Being told that it must be awfully empty to not have hope is a form of individuality-shaming, forcing the bravely content to conform with the prescribed path towards generic fulfillment. It may be bravest of all to not believe that there is a miraculous edification across the bay of a human lifespan, blinking like Gatsby’s green light. To get out of bed, even if it takes a little longer than you’d like, knowing that the day will unfold fundamentally the same regardless of what you think about some day ten years from now. It is braver to be willing to be alone than to be nervously together, misunderstood or silenced solely to be included in someone else’s plans.

The world runs on conformity, fueled by individuals’ needs to fit in. Advertising makes us feel inferior without the goods it hawks, societal conversation implies things that are necessary for inclusion, and soon we are at home Googling discreet Botox doctors and selvedge denim and vintage guitars but only from the pre-CBS merger era. Something in our blood makes us thirst for approval, inclusion, confirmation that our choices are good and our very existence is as real as we fear it isn’t.

Even worse, we desire distinction within our conformity. We want to consume things our tastes have been shaped to prefer, while distancing ourselves from people with similar taste but dissimilar values. I want to love handmade bicycles but not be associated with many of the people who spew elitist rhetoric about them across the internet. We want to enjoy the mindless entertainment of something on the TV, but not be thought of as late-stage-capitalist-sheeple. We are all fundamentally the same, even though we are all different.

I have long believed that spirituality is much more beautiful without the assumption that it makes us immortal or saves us from conscious eternal torment. Does that not cheapen divinity and the universe it thrust us into? If we cannot be moved by the spiritual without the motivation of fear or reward, what are we really practicing? Apply this question to more prosaic decisions and the idea of hope starts to crumble.

Hope, the way many people practice it, is a copout. It is not hope for mankind or hope that, through civic participation and soulful expression we may better this chaotic earthly realm. It is hope that stacking away resources for a later date means we will live long enough to use them, hope that all of our finite conscious uncertainty will be erased in vague eternal perfection. Hope that with the right outfit and automobile we will finally fit in. To be sure, these are noble ideas. Isn’t it pretty to think so?

But what I hope for is not a comfy retirement or a yard full of kids playing in the sprinkler. It is not tidy salvation from the very realm we were brought into. To hope for the ends makes us compromise the means.
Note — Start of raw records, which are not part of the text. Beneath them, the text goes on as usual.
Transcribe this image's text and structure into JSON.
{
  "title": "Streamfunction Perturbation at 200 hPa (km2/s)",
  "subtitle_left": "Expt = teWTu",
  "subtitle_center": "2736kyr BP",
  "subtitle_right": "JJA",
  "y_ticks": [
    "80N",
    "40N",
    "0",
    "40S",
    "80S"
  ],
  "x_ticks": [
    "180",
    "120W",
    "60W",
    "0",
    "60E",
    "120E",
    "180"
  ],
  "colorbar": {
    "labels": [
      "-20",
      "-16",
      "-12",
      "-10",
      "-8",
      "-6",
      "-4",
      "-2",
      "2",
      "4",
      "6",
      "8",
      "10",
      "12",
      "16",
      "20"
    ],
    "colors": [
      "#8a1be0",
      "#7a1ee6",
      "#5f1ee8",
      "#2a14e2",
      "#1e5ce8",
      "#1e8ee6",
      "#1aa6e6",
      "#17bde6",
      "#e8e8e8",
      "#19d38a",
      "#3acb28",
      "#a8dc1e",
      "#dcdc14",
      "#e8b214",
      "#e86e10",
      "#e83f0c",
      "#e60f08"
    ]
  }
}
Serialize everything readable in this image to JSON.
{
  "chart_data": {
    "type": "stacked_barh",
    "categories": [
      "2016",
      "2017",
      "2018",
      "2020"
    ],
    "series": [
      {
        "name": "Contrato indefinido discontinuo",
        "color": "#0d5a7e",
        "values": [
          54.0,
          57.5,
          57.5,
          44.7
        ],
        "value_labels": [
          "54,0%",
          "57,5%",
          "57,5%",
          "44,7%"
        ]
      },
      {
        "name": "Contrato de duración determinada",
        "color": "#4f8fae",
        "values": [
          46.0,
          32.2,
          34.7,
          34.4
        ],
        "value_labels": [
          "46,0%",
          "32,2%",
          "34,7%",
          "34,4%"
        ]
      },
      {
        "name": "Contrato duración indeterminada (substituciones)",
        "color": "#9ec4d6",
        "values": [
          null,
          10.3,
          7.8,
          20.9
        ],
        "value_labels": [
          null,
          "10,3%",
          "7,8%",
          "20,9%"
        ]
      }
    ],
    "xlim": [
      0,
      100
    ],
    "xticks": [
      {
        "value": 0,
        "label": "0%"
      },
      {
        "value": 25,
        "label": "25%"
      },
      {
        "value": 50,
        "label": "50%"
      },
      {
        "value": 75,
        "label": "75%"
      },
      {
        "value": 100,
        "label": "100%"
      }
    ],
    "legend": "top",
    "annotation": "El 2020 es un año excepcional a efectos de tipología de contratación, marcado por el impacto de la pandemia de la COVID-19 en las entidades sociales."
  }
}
I hope to align my soul’s yearnings with my daily reality. There is no tidy plan for this, no incantation to repeat that will guarantee it, or even make me believe it’s guaranteed. You can always find someone to participate in the myth with you; finding someone who feels the same way and is on the same trajectory is by no means promised. Maybe you know what would make your soul feel fully expressed, but there is no guarantee that it will happen. Nobody promised that our genius would be recognized in our lifetimes, let alone ever.